Local farms have grown some amazing tomatoes this year—big beefy heirlooms with funky irregular shapes. Why not make a salad that shows off their voluptuous shapes and colors? Several farmers have also had edible flowers at their tables, from nasturtiums, to yellow dill blossoms to white garlic chive heads. Supplement, if you like, with blossoms from your herb garden, e.g., arugula flowers, mint or anise hyssop, basil, oregano or thyme blossoms, consulting an online guide to edible flowers for safe picking (here’s one: whatscookingamerica.net/EdibleFlowers/EdibleFlowersMain.htm). A meaty tomato slice topped with dainty aromatic flowers—definitely not your usual tomato salad but a quick appetizer or side dish that looks stunning and very mod (look for pictures on Facebook).
Slab Tomato Salad
1 thick slice of heirloom tomato
1 tsp or so good olive oil
crunchy sea salt
garlic-chive and dill flowers or other small edible blossoms
few drops of balsamic vinegar
Choose meaty tomatoes with nice lobes and irregular shapes. Cut into thick slices either horizontally or vertically—whichever shows off their contours best. (For end slices you may have to shave a little off the curved bottom to keep the slice steady on the plate.) Arrange slab of tomato on a plate, slightly off-center.
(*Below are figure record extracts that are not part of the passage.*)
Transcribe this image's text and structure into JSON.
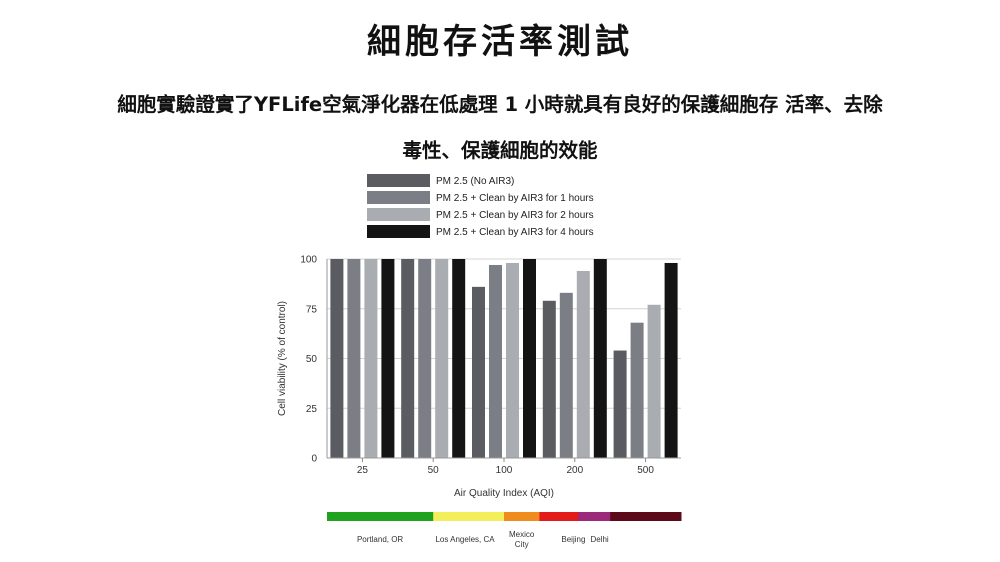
{
  "page": {
    "title": "細胞存活率測試",
    "subtitle_line1": "細胞實驗證實了YFLife空氣淨化器在低處理 1 小時就具有良好的保護細胞存 活率、去除",
    "subtitle_line2": "毒性、保護細胞的效能"
  },
  "chart_data": {
    "type": "bar",
    "categories": [
      "25",
      "50",
      "100",
      "200",
      "500"
    ],
    "series": [
      {
        "name": "PM 2.5 (No AIR3)",
        "color": "#5a5c61",
        "values": [
          100,
          100,
          86,
          79,
          54
        ]
      },
      {
        "name": "PM 2.5 + Clean by AIR3 for 1 hours",
        "color": "#7b7e84",
        "values": [
          100,
          100,
          97,
          83,
          68
        ]
      },
      {
        "name": "PM 2.5 + Clean by AIR3 for 2 hours",
        "color": "#a9acb1",
        "values": [
          100,
          100,
          98,
          94,
          77
        ]
      },
      {
        "name": "PM 2.5 + Clean by AIR3 for 4 hours",
        "color": "#141414",
        "values": [
          100,
          100,
          100,
          100,
          98
        ]
      }
    ],
    "xlabel": "Air Quality Index (AQI)",
    "ylabel": "Cell viability (% of control)",
    "ylim": [
      0,
      100
    ],
    "yticks": [
      "0",
      "25",
      "50",
      "75",
      "100"
    ],
    "grid": true,
    "legend": "top",
    "aqi_scale": [
      {
        "color": "#1fa31f",
        "span": 1.5
      },
      {
        "color": "#f3ef5a",
        "span": 1.0
      },
      {
        "color": "#f08c1e",
        "span": 0.5
      },
      {
        "color": "#e31b1b",
        "span": 0.55
      },
      {
        "color": "#9b2a7a",
        "span": 0.45
      },
      {
        "color": "#5c0a19",
        "span": 1.0
      }
    ],
    "cities": [
      {
        "label": "Portland, OR",
        "pos": 0.75
      },
      {
        "label": "Los Angeles, CA",
        "pos": 1.95
      },
      {
        "label": "Mexico",
        "label2": "City",
        "pos": 2.75
      },
      {
        "label": "Beijing",
        "pos": 3.48
      },
      {
        "label": "Delhi",
        "pos": 3.85
      }
    ]
  }
}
Drizzle tomato with olive oil, letting some trickle on to the plate to one side of the tomato. Sprinkle tomato with crunchy sea salt and dot with snipped chives, small garlic-chive flowers and buds (picked off the flower-head) and dill flower heads.
You can stop right there, but if you like a little extra acidity with your tomatoes, add a few small spots of balsamic vinegar here and there to the trickle of olive oil next to the tomato on the plate. Draw through vinegar spots with a chopstick tip, swirling some of the vinegar into the oil in a loopy pattern. Eat tomato with a knife and fork, as you would steak, dabbing tomato pieces into the broken vinaigrette.
A note to our departing summer residents: if you have good, unopened, nonperishable foods left in your larder, please think of donating them to the Falmouth Service Center. One option is to drop them off at the market information table: they will be collected along with our farmers’ weekly donations of fresh produce at the end of the day. Thank you for supporting our market and community.